To extract only the p-value:

binom.test(tank1_observed, total_grasshoppers, p = 0.5, alternative = "two.sided")$p.value

Interpretation: Under the Ideal Free Distribution, with equal food in both tanks, we would expect grasshoppers to be distributed approximately equally between the two tanks. The observed result of 6 grasshoppers in tank 1 and 34 in tank 2 is highly inconsistent with that expectation.

The computational test gives a very small two-sided probability, and the exact binomial test also gives a very small p-value. This means that, if the IFD were true, observing a result this extreme would be very unlikely purely by chance.

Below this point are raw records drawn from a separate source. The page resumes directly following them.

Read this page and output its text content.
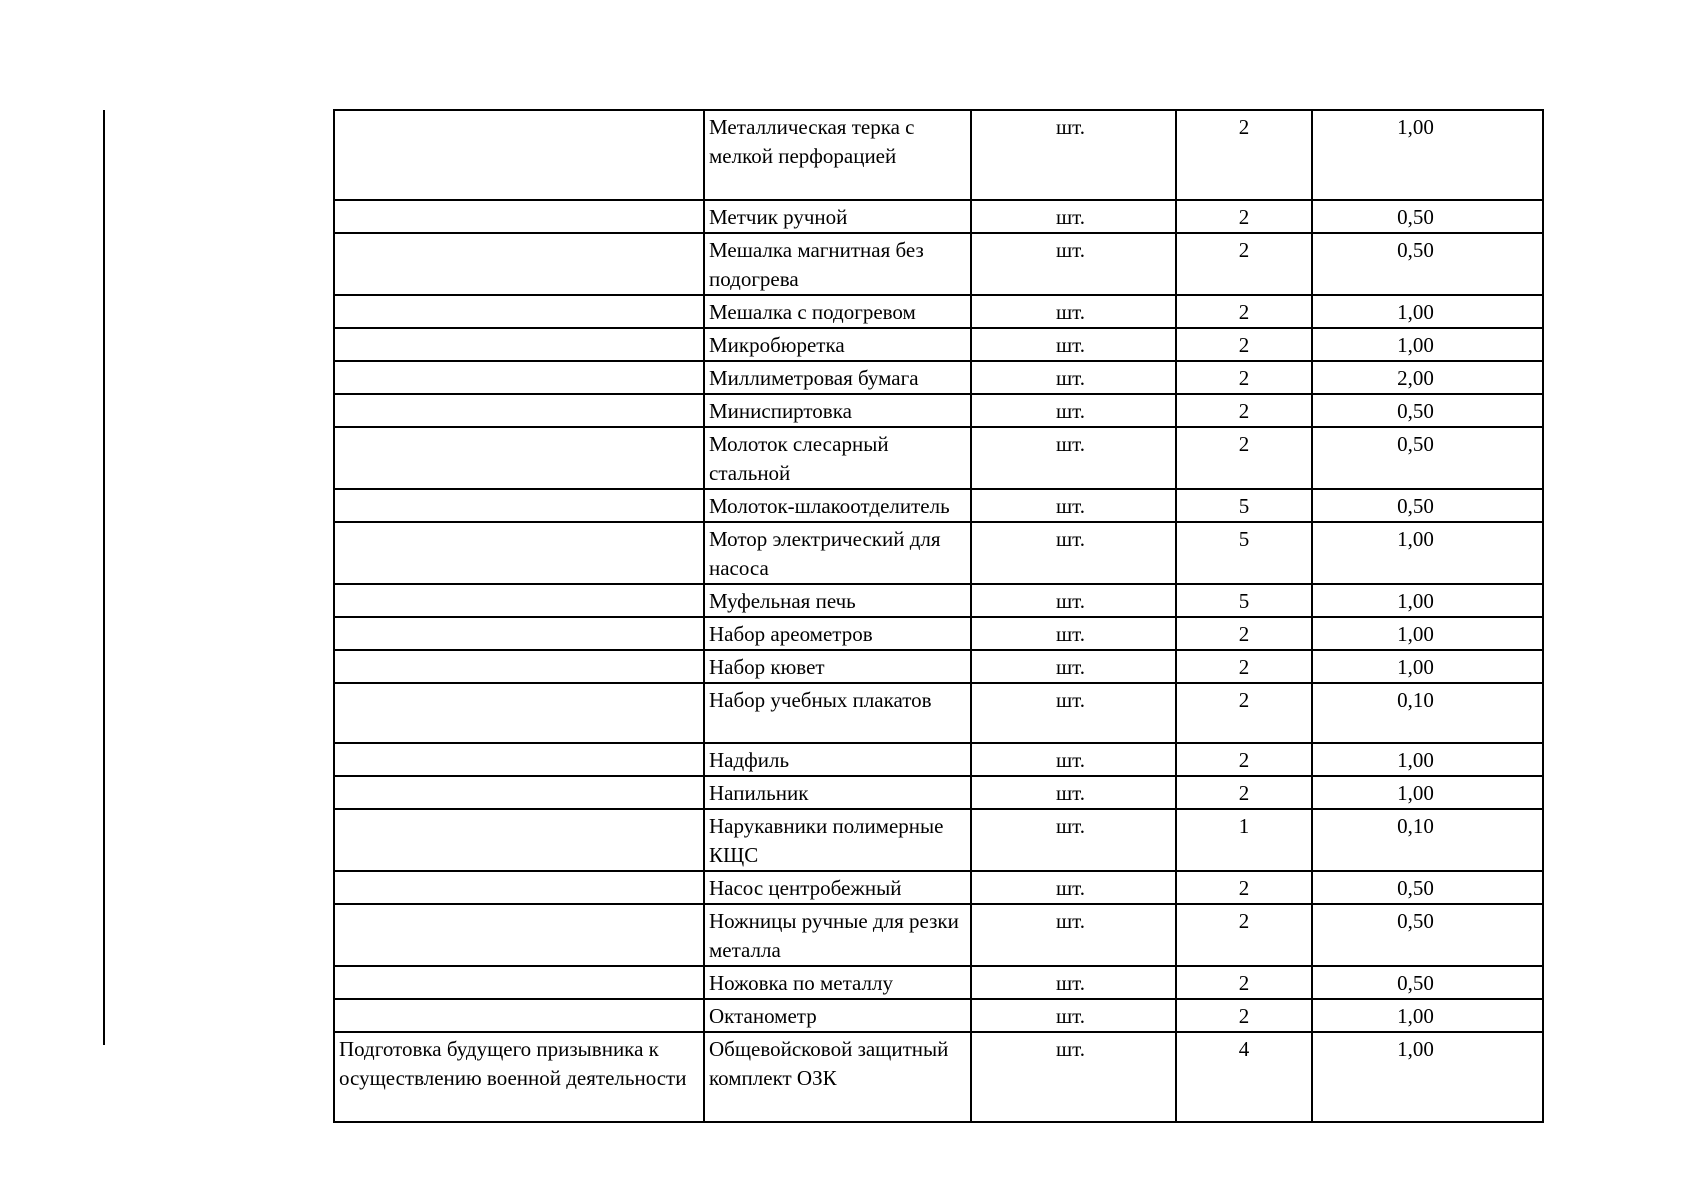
	Металлическая терка с мелкой перфорацией	шт.	2	1,00
	Метчик ручной	шт.	2	0,50
	Мешалка магнитная без подогрева	шт.	2	0,50
	Мешалка с подогревом	шт.	2	1,00
	Микробюретка	шт.	2	1,00
	Миллиметровая бумага	шт.	2	2,00
	Миниспиртовка	шт.	2	0,50
	Молоток слесарный стальной	шт.	2	0,50
	Молоток-шлакоотделитель	шт.	5	0,50
	Мотор электрический для насоса	шт.	5	1,00
	Муфельная печь	шт.	5	1,00
	Набор ареометров	шт.	2	1,00
	Набор кювет	шт.	2	1,00
	Набор учебных плакатов	шт.	2	0,10
	Надфиль	шт.	2	1,00
	Напильник	шт.	2	1,00
	Нарукавники полимерные КЩС	шт.	1	0,10
	Насос центробежный	шт.	2	0,50
	Ножницы ручные для резки металла	шт.	2	0,50
	Ножовка по металлу	шт.	2	0,50
	Октанометр	шт.	2	1,00
Подготовка будущего призывника к осуществлению военной деятельности	Общевойсковой защитный комплект ОЗК	шт.	4	1,00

Therefore, the experimental results contradict the Ideal Free Distribution for this trial. In other words, the data provide evidence that the grasshoppers did not distribute themselves between the two tanks in proportion to resource availability, even though both tanks contained equal amounts of food.

Both the computational simulation and the exact binomial test produce very small probability values, indicating that this outcome would rarely occur by chance if the IFD were true. Thus, these results contradict the IFD and suggest that some other factor influenced the distribution of grasshoppers between tanks.